It's been a dramatic and tough week in my world. An editor's life in multi-media days of the 21st century always is busy and stretching – but an arsonist's strike added an extra and frightening dimension.

More of the fire-raiser shortly – but in best 'cup half full' tradition I'll ping straight to moments of joy and inspiration from the columns of our EDP and stories from its Norfolk heartland. I spent a few days on the great county's rivers and broads recently and started to flip through my pictures... How could I have forgotten Mr Swan? I was at the helm of our Wroxham based cruiser when noise caught my ears and rapid movement attracted my eye. It was a male mute swan taking off noisily, flapping and paddling the water to get airborne, the waters of the River Bure his runway. A sight I shall treasure forever – but I forgot I had managed to grab a picture. I found it this week and wanted to share... a graceful moment indeed.

The wildlife of Norfolk never ceases to amaze me, from otters gorging themselves on fish at Thetford, to seals slumbering around the county's coastline and naughty gulls at Yarmouth. For just a few minutes on Wednesday, I stopped at Great Ryburgh and marvelled at the crystal clear waters of the upper Wensum. What a wonderland greensward county we have, if only we reach out to it, protect it, and walk amongst it. Great stories continue to inspire us –the Good Morning America TV show called me midweek and asked for our front page on Beetley couple Ron and Eileen Everest who have enjoyed a whole lifetime of friendship, love and partnership. We broke that story as an exclusive and put it on our front page – soon it went national and international. My thought was this: Would anyone else have found it if had we buried it inside? I think our outlook on 'inspiration' was the reason the others copied. Ron, Eileen and the EDP inspired the world!

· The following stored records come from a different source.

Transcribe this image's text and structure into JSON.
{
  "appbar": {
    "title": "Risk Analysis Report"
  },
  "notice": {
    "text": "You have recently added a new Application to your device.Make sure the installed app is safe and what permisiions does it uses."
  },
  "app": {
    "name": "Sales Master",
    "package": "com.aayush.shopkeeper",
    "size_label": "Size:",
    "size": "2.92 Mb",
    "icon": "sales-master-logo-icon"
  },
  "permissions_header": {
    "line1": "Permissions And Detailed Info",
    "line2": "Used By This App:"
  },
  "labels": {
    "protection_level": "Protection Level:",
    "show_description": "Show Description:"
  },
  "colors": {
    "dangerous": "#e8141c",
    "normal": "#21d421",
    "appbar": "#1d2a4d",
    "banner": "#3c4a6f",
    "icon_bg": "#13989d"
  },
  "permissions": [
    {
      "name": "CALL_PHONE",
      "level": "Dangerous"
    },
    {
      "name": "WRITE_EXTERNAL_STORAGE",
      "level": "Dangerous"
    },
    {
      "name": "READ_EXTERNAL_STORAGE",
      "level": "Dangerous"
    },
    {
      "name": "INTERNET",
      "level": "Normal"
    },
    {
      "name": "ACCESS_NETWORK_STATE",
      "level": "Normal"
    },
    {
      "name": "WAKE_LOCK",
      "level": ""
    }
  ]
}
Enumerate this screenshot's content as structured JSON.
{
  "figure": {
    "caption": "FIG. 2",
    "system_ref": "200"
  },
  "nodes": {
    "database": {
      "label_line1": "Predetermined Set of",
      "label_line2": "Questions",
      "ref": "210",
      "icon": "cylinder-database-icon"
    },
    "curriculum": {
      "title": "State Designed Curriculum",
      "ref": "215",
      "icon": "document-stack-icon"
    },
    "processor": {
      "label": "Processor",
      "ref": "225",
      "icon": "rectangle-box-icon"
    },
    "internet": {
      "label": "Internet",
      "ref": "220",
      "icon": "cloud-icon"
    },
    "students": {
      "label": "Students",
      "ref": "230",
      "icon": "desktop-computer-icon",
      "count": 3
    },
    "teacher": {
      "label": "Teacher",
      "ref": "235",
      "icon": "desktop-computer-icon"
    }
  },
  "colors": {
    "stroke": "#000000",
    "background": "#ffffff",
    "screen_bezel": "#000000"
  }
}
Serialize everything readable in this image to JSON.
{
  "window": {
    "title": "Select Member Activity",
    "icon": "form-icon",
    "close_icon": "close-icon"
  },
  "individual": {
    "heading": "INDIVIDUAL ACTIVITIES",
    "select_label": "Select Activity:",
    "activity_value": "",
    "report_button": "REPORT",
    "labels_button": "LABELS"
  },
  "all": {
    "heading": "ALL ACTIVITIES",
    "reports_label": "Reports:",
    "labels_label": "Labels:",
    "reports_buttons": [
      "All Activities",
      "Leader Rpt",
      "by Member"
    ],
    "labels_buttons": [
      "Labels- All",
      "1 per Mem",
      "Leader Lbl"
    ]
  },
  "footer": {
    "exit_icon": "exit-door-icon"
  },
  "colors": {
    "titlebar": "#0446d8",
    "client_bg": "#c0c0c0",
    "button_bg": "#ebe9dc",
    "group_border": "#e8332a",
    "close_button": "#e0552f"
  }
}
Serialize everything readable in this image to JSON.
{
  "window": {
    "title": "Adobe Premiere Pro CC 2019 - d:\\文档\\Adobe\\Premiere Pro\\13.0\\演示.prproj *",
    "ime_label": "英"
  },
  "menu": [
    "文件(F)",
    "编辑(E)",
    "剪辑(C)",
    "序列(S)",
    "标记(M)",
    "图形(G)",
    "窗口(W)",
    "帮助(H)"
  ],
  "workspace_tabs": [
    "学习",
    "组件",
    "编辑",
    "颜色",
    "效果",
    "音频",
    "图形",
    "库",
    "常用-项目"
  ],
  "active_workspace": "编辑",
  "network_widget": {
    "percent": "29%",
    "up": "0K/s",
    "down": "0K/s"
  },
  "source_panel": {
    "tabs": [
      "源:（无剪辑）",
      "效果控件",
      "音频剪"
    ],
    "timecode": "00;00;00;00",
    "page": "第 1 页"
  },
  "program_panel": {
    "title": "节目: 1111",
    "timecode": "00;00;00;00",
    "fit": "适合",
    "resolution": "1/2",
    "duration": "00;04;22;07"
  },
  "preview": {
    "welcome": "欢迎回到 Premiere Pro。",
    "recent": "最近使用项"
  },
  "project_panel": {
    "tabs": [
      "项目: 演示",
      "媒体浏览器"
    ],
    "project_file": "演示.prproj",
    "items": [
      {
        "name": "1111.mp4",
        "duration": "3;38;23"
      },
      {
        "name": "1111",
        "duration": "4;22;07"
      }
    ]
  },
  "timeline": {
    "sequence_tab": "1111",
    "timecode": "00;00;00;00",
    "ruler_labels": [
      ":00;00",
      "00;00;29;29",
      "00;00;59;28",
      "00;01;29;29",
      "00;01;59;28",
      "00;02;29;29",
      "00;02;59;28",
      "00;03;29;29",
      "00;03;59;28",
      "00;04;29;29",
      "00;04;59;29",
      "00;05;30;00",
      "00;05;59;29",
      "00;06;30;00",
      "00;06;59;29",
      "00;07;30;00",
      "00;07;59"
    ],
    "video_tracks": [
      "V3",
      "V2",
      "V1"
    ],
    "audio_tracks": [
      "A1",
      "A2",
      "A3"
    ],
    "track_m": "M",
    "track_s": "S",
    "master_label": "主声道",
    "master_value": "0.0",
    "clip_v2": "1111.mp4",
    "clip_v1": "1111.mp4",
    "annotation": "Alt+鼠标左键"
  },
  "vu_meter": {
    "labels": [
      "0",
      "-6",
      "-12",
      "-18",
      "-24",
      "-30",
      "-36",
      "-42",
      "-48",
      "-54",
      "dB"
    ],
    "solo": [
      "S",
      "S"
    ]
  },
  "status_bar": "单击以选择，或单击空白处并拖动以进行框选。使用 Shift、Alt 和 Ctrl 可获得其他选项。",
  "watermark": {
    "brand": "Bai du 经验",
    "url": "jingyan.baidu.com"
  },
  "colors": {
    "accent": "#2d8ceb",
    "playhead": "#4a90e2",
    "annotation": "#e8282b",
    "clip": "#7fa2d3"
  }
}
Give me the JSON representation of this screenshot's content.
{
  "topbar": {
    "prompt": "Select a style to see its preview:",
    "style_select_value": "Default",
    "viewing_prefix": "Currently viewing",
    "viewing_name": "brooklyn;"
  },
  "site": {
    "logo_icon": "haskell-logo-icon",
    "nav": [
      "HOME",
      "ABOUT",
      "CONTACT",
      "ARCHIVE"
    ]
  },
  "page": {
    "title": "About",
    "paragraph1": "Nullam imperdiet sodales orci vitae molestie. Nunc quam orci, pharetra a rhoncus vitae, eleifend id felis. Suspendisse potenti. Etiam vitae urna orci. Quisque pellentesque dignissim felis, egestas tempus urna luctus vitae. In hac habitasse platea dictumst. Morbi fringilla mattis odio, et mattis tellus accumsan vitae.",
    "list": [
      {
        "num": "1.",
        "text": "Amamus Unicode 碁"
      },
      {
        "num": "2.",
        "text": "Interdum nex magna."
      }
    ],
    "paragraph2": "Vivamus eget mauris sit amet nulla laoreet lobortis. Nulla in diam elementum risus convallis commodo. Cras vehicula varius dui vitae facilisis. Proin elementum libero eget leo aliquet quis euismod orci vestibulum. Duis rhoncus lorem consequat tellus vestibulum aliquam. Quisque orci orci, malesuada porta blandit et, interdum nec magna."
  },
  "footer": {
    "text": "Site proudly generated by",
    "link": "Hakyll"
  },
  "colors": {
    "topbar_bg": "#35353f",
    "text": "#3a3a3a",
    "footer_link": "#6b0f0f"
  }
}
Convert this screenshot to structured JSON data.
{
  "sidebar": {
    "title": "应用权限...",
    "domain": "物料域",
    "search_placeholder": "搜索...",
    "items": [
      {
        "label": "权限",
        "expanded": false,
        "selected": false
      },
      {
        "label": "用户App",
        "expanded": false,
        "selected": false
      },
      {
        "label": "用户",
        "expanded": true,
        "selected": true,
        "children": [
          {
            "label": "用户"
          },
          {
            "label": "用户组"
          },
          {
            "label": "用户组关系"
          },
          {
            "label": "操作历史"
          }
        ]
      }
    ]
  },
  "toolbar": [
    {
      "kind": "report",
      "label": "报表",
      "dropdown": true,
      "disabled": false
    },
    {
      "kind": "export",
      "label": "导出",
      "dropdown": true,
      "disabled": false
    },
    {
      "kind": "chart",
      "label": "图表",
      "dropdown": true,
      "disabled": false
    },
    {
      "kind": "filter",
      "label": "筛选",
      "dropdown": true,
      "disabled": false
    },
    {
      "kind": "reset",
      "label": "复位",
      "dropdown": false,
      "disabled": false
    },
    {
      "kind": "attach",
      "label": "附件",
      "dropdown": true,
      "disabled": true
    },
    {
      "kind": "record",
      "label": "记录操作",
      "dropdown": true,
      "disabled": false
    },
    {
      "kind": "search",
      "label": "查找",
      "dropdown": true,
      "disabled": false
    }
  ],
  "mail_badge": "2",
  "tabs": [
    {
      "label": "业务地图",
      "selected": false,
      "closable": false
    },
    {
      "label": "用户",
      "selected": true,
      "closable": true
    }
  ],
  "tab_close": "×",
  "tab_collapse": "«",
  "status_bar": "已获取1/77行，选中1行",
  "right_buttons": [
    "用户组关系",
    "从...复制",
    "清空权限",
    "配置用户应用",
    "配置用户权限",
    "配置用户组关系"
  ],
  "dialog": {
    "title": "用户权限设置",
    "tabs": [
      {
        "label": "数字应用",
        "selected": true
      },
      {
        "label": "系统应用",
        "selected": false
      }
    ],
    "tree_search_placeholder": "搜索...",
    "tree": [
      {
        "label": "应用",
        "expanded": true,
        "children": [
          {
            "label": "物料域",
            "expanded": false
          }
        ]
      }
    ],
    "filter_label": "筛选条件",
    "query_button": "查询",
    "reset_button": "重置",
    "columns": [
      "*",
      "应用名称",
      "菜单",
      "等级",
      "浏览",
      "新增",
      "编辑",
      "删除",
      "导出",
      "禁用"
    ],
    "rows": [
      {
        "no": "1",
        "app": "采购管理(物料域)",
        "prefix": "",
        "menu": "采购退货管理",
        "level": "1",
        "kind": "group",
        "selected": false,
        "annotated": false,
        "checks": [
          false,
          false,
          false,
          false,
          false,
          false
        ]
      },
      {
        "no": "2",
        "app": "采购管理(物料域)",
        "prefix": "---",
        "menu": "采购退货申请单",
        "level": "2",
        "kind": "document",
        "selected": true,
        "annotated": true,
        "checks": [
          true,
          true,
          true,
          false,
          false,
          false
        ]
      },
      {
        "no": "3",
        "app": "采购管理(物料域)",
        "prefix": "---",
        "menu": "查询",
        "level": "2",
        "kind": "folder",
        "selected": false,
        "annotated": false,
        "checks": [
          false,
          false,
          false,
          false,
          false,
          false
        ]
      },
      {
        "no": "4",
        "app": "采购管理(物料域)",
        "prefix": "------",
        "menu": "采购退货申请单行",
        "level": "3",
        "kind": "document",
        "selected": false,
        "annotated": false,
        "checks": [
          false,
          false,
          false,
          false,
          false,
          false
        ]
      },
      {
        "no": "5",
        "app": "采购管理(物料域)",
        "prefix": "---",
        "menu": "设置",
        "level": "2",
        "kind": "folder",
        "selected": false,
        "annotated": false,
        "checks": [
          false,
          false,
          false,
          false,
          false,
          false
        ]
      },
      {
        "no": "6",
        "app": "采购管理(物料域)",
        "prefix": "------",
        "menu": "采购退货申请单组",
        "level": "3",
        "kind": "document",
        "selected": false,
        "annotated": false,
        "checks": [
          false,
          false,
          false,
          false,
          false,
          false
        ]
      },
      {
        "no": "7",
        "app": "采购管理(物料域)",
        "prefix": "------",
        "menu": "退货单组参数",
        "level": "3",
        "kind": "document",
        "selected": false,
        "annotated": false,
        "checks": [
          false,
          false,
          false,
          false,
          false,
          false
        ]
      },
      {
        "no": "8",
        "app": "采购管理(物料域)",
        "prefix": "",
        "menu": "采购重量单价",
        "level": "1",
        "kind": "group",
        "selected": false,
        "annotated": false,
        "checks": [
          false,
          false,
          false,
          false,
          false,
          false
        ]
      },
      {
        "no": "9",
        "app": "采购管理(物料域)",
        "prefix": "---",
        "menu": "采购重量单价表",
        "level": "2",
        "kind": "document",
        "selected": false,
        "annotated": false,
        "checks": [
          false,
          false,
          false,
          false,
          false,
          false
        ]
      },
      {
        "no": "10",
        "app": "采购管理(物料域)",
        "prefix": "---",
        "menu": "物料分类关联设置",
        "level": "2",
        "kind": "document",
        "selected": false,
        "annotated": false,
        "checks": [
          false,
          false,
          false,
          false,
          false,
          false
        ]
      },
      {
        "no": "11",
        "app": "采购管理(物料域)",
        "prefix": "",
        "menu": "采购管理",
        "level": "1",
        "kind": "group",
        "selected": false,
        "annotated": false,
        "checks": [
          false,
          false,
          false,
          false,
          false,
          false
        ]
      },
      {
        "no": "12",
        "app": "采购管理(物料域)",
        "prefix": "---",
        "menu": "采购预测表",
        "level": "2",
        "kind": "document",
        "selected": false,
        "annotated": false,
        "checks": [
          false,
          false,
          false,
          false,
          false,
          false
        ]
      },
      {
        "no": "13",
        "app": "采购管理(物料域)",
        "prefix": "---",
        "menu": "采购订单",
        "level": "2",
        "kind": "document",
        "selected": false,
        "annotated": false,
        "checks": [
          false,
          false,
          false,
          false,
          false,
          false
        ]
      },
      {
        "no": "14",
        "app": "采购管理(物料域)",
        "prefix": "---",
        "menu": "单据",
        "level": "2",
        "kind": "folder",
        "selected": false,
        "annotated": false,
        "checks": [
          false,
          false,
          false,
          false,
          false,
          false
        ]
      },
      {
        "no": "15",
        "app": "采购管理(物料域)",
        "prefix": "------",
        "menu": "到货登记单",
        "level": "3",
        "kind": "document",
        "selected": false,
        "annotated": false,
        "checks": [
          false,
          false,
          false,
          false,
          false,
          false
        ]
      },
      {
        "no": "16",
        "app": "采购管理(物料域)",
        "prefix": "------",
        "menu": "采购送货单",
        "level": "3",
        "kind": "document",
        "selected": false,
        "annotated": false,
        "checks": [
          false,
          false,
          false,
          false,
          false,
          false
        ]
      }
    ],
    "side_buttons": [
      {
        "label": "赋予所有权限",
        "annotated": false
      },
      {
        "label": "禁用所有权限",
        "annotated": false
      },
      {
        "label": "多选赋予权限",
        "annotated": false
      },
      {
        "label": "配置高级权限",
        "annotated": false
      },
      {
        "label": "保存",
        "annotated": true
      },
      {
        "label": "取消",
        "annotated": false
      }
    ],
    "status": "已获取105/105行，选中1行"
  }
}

Three other stories took me to a special place. I loved Matt Usher's great pictures and Kathryn Cross's spine-tingling words on Jessica Lawrence, four, who now has a trampoline to bounce on as she remembers her soldier daddy, killed in Afghanistan. Bill Smith took a great picture of Dame Judi Dench when she visited Norwich School and ex-EDP deputy editor James Ruddy today reminds us all of the great efforts EDP readers made on behalf of delightful Tenneh Cole. But part of the news this week was the inferno I photographed after attending a meeting with Archant colleagues in Suffolk. I was on hand to take pictures and video of a barn burning to the ground after an arson strike. Norfolk and Suffolk officers have mounted a major inquiry and I wish them well.

When dreadful events like this happen nowhere shows a great sense of community and togetherness like East Anglia. In the way we work together, from campaigning to appeals, in the way we publish inspiring stories in the EDP, we are helping to maintain Norfolk, Suffolk and east Cambridgeshire as such brilliant places to live for our elder kinfolk, for ourselves, our children and their children.